Value drift happens in almost any environment in which there is variation and selection among entities in the world over time. I’m mostly just saying that things will likely continue to change continuously over the long-term, and a big part of that is that the behavioral tendencies, desires and physical makeup of the relevant entities in the world will continue to evolve too, absent some strong countervailing force to prevent that. This feature of our world does not require that humans continue to have competitive mental and physical capital.

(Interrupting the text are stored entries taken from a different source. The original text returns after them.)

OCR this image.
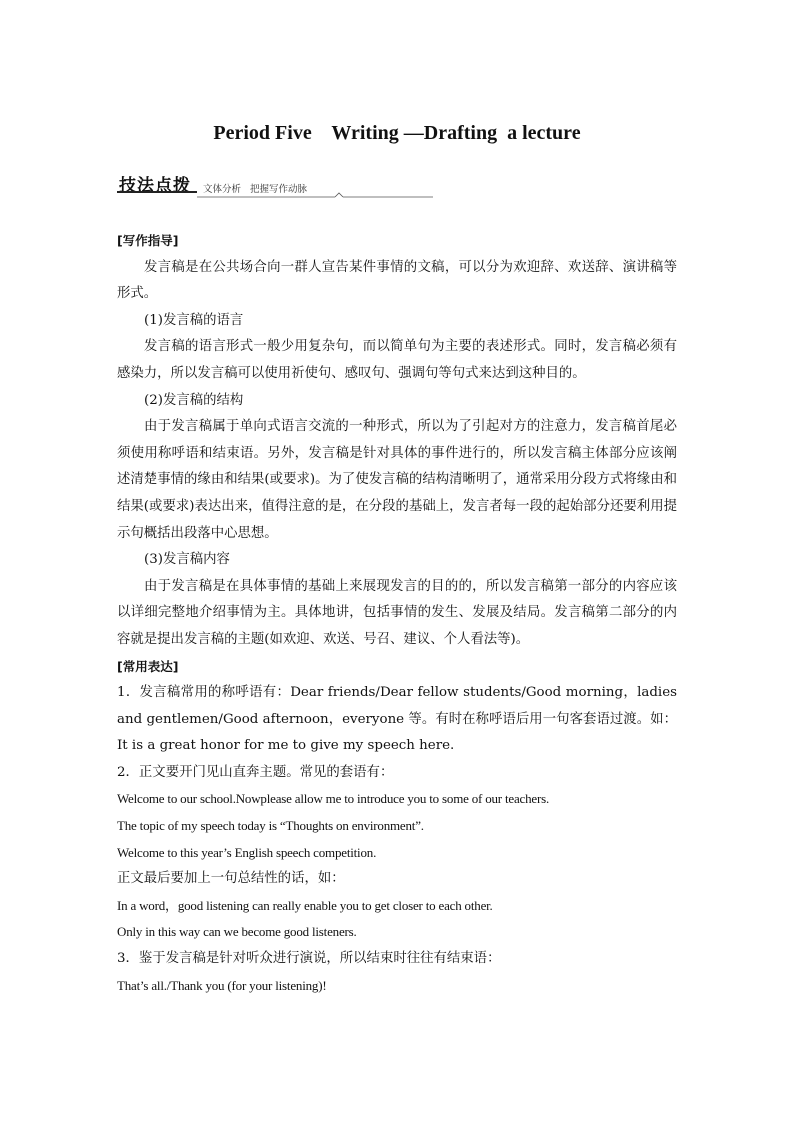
Period Five    Writing —Drafting  a lecture
技法点拨 文体分析   把握写作动脉

[写作指导]

发言稿是在公共场合向一群人宣告某件事情的文稿，可以分为欢迎辞、欢送辞、演讲稿等形式。

(1)发言稿的语言

发言稿的语言形式一般少用复杂句，而以简单句为主要的表述形式。同时，发言稿必须有感染力，所以发言稿可以使用祈使句、感叹句、强调句等句式来达到这种目的。

(2)发言稿的结构

由于发言稿属于单向式语言交流的一种形式，所以为了引起对方的注意力，发言稿首尾必须使用称呼语和结束语。另外，发言稿是针对具体的事件进行的，所以发言稿主体部分应该阐述清楚事情的缘由和结果(或要求)。为了使发言稿的结构清晰明了，通常采用分段方式将缘由和结果(或要求)表达出来，值得注意的是，在分段的基础上，发言者每一段的起始部分还要利用提示句概括出段落中心思想。

(3)发言稿内容

由于发言稿是在具体事情的基础上来展现发言的目的的，所以发言稿第一部分的内容应该以详细完整地介绍事情为主。具体地讲，包括事情的发生、发展及结局。发言稿第二部分的内容就是提出发言稿的主题(如欢迎、欢送、号召、建议、个人看法等)。

[常用表达]

1．发言稿常用的称呼语有：Dear friends/Dear fellow students/Good morning，ladies and gentlemen/Good afternoon，everyone 等。有时在称呼语后用一句客套语过渡。如：It is a great honor for me to give my speech here.

2．正文要开门见山直奔主题。常见的套语有：

Welcome to our school.Nowplease allow me to introduce you to some of our teachers.

The topic of my speech today is “Thoughts on environment”.

Welcome to this year’s English speech competition.

正文最后要加上一句总结性的话，如：

In a word，good listening can really enable you to get closer to each other.

Only in this way can we become good listeners.

3．鉴于发言稿是针对听众进行演说，所以结束时往往有结束语：

That’s all./Thank you (for your listening)!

On the broadest level, the change I’m referring to took place before humans ever existed.
I do not understand how you expect this general tendency to continue against the will of one or more nearby gpu clusters.
Some people enjoy arguing philosophical points, and there is nothing wrong with that.
Do you believe that the considerations you have just described have any practical relevance to someone who believes that the probability of AI research’s ending all human life some time in the next 60 years is .95 and wants to make a career out of pessimizing that probability?
Yes, I believe this point has practical relevance. If what I’m saying is true, then I do not believe that solving AI alignment has astronomical value (in the sense of saving 10^50 lives). If solving AI alignment does not have astronomical counterfactual value, then its value becomes more comparable to the value of other positive outcomes, like curing aging for people who currently exist. This poses a challenge for those who claim that delaying AI is obviously for the greater good as long as it increases the chance of successful alignment, since that could also cause billions of currently existing people to die.